La historia de los pueblos está marcada por gestas heroicas y conquistas culturales, pero también por episodios de horror que interpelan a la humanidad entera. La masacre de Nanjing, ocurrida en 1937 tras la invasión japonesa a China, y las masacres perpetradas por grupos paramilitares en Colombia durante las últimas décadas del siglo XX, parecen distantes en geografía y tiempo. Sin embargo, al ponerlas en relación, emergen resonancias profundas: la violencia como estrategia de dominación, la deshumanización de las víctimas, el uso del terror para controlar territorios y poblaciones, y la disputa permanente por la memoria y la justicia.
Más allá de los datos y las cifras, ambas realidades recuerdan que la violencia extrema no es una anomalía aislada, sino un mecanismo histórico de sometimiento. Y, al mismo tiempo, que las víctimas y sus memorias representan la resistencia ética frente a la barbarie.
La masacre como política de dominación
En diciembre de 1937, el ejército imperial japonés tomó la ciudad de Nanjing y desató un despliegue de violencia que aún hoy estremece la memoria mundial: alrededor de 300.000 personas fueron asesinadas, y entre 20.000 y 80.000 mujeres sufrieron violencia sexual sistemática. El terror buscaba aniquilar la resistencia china y enviar un mensaje de supremacía.
En Colombia, entre los años ochenta y dos mil, el paramilitarismo convirtió la masacre en un instrumento cotidiano: Mapiripán, El Salado, Chengue y tantas otras comunidades fueron escenario de asesinatos colectivos, desplazamientos forzados, tortura, desapariciones y violencia sexual. La lógica también fue estratégica: silenciar opositores, vaciar territorios, asegurar corredores del narcotráfico y sembrar miedo en las comunidades campesinas.
Aunque las escalas difieren, ambos escenarios revelan una verdad incómoda: la masacre no es un exceso irracional de violencia, sino un método calculado para quebrar pueblos enteros y reorganizar el poder.
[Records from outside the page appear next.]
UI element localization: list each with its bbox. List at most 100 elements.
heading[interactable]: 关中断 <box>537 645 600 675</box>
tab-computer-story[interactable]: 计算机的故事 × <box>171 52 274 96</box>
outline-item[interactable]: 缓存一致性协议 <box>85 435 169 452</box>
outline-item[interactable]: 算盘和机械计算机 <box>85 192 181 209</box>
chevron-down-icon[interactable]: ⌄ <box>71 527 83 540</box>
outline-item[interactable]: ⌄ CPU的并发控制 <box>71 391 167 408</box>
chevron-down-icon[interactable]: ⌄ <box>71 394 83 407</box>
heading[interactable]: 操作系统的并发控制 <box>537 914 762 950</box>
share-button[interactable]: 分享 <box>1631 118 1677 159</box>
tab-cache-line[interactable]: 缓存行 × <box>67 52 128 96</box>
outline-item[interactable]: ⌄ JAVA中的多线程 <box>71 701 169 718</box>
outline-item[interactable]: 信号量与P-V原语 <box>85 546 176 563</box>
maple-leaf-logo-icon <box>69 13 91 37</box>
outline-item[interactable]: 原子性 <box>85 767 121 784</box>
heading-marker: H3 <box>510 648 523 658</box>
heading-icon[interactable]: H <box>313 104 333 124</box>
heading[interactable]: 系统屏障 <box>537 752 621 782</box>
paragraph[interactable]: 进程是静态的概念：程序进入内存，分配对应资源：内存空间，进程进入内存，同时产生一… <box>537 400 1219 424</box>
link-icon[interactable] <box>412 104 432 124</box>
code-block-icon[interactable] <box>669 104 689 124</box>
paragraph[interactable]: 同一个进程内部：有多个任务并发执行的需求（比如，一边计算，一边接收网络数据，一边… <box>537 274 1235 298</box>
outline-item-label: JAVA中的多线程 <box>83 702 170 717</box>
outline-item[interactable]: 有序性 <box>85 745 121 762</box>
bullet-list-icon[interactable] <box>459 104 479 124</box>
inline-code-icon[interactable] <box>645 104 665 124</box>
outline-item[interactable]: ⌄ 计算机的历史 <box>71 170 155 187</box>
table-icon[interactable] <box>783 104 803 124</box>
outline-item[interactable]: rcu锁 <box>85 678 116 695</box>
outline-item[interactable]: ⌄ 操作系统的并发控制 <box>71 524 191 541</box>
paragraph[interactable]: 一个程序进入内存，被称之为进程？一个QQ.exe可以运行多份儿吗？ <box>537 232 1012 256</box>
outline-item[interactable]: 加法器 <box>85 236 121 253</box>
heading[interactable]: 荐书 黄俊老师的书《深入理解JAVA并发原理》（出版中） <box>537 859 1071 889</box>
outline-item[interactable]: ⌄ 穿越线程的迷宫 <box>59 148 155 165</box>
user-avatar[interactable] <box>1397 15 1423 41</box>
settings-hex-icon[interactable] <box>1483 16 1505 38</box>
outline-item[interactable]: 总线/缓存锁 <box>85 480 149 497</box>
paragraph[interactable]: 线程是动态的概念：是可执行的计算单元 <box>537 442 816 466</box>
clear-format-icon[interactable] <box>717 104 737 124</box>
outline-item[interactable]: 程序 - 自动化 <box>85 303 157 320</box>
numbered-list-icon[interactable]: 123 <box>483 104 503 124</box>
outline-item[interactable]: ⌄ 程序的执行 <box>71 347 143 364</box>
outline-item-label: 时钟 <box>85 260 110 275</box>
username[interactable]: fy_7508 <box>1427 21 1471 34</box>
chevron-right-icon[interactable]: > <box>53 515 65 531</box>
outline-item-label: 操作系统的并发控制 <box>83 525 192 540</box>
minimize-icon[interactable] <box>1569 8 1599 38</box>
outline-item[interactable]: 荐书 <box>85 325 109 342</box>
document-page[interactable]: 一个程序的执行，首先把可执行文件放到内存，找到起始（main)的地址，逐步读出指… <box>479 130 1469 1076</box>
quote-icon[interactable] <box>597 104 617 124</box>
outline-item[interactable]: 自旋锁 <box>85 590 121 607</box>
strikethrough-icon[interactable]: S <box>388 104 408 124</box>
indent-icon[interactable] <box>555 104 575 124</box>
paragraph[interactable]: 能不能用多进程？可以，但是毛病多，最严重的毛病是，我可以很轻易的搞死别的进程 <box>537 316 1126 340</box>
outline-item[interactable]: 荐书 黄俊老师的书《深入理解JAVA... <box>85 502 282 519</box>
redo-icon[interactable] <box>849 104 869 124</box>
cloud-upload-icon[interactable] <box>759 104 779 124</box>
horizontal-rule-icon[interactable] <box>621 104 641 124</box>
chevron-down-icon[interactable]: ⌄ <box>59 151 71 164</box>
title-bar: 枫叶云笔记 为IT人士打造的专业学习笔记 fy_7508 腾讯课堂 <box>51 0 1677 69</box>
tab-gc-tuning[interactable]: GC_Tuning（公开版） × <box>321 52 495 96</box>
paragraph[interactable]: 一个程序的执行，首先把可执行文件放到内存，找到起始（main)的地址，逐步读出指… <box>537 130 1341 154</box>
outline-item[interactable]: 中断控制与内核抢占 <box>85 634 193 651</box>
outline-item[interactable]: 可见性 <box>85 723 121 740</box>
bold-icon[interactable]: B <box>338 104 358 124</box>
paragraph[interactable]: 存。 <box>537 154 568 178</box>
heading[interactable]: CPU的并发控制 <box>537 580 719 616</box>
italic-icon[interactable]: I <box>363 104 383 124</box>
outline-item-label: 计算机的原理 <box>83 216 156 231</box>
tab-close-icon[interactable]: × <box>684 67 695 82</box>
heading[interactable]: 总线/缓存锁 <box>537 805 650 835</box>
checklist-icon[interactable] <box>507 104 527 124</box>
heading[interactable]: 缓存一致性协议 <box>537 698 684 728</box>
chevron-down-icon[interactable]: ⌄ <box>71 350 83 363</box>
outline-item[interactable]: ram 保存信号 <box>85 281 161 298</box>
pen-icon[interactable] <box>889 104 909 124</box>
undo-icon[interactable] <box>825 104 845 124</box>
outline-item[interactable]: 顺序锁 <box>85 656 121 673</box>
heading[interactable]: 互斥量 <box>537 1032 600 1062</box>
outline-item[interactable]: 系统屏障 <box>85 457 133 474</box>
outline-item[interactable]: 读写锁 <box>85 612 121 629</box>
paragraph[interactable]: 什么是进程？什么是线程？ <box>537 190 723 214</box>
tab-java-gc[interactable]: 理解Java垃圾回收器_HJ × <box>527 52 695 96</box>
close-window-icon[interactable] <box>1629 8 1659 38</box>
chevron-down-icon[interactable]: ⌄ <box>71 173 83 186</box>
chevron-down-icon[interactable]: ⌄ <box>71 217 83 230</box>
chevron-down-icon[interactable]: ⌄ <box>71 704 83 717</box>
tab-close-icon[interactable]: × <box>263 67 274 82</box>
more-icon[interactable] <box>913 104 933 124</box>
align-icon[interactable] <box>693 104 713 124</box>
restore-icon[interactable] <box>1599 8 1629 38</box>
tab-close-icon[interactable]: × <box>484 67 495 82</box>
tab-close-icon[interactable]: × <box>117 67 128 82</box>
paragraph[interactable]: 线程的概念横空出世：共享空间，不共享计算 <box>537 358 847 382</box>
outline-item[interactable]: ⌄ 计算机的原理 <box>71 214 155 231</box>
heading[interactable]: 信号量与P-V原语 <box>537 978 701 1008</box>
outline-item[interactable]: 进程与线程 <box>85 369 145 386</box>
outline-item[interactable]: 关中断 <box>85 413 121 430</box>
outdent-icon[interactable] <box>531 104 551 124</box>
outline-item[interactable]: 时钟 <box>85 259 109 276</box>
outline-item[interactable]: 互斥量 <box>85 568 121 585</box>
Las víctimas como centro de la memoria
Tanto en Nanjing como en Colombia, las víctimas fueron civiles indefensos: hombres, mujeres, ancianos y niños que pagaron con sus vidas decisiones tomadas desde estructuras de poder militar, político y económico. El horror se ensañó especialmente contra los cuerpos de las mujeres, convertidos en botín de guerra y campo de humillación.
Pero las víctimas no son solo cifras ni cuerpos silenciados: son memorias vivas que siguen interpelando. En Nanjing, los sobrevivientes y sus descendientes mantienen viva la denuncia frente a quienes pretenden negar o relativizar la masacre. En Colombia, los testimonios recogidos por la Comisión de la Verdad y la Jurisdicción Especial para la Paz (JEP) se han convertido en faros éticos que muestran cómo el dolor puede transformarse en exigencia de justicia y dignidad.
Recordar a las víctimas no es un gesto del pasado: es un acto político del presente que impide normalizar la violencia.
Negacionismo y disputa por la verdad
Un punto común entre ambos casos es la lucha contra el negacionismo. En Japón, sectores conservadores han intentado minimizar la magnitud de Nanjing, generando tensiones diplomáticas y heridas abiertas en la memoria china. En Colombia, aún persisten discursos que buscan justificar las masacres paramilitares como “daños colaterales” del conflicto, invisibilizando la connivencia de sectores estatales y económicos con el terror.
La disputa por la verdad es, en sí misma, una segunda batalla. Allí donde los victimarios y sus cómplices buscan imponer el olvido, las víctimas y sus organizaciones reclaman memoria, verdad y reparación. De esta tensión depende la posibilidad de construir sociedades más justas o de repetir los ciclos de barbarie.
Conclusión: la memoria como resistencia
El diálogo entre Nanjing y Colombia enseña que la violencia extrema, aunque situada en tiempos y geografías diferentes, responde a una misma lógica de dominación. La masacre es la expresión más cruda del poder que no busca convencer ni negociar, sino someter y destruir.
Pero también deja una enseñanza luminosa: la memoria de las víctimas, su dignidad y su lucha por justicia constituyen un acto de resistencia frente al olvido. La historia de Nanjing y de Colombia recuerda que la humanidad tiene una deuda permanente con quienes padecieron la violencia, y que el compromiso con los derechos humanos no puede ser selectivo ni efímero.
Hablar de Nanjing desde Colombia, y de Colombia desde Nanjing, es un ejercicio de memoria transnacional que invita a reconocer que el dolor de las víctimas, en cualquier lugar del mundo, nos concierne a todos. Solo desde esa conciencia es posible transformar la memoria en acción, la indignación en justicia y el sufrimiento en construcción de paz.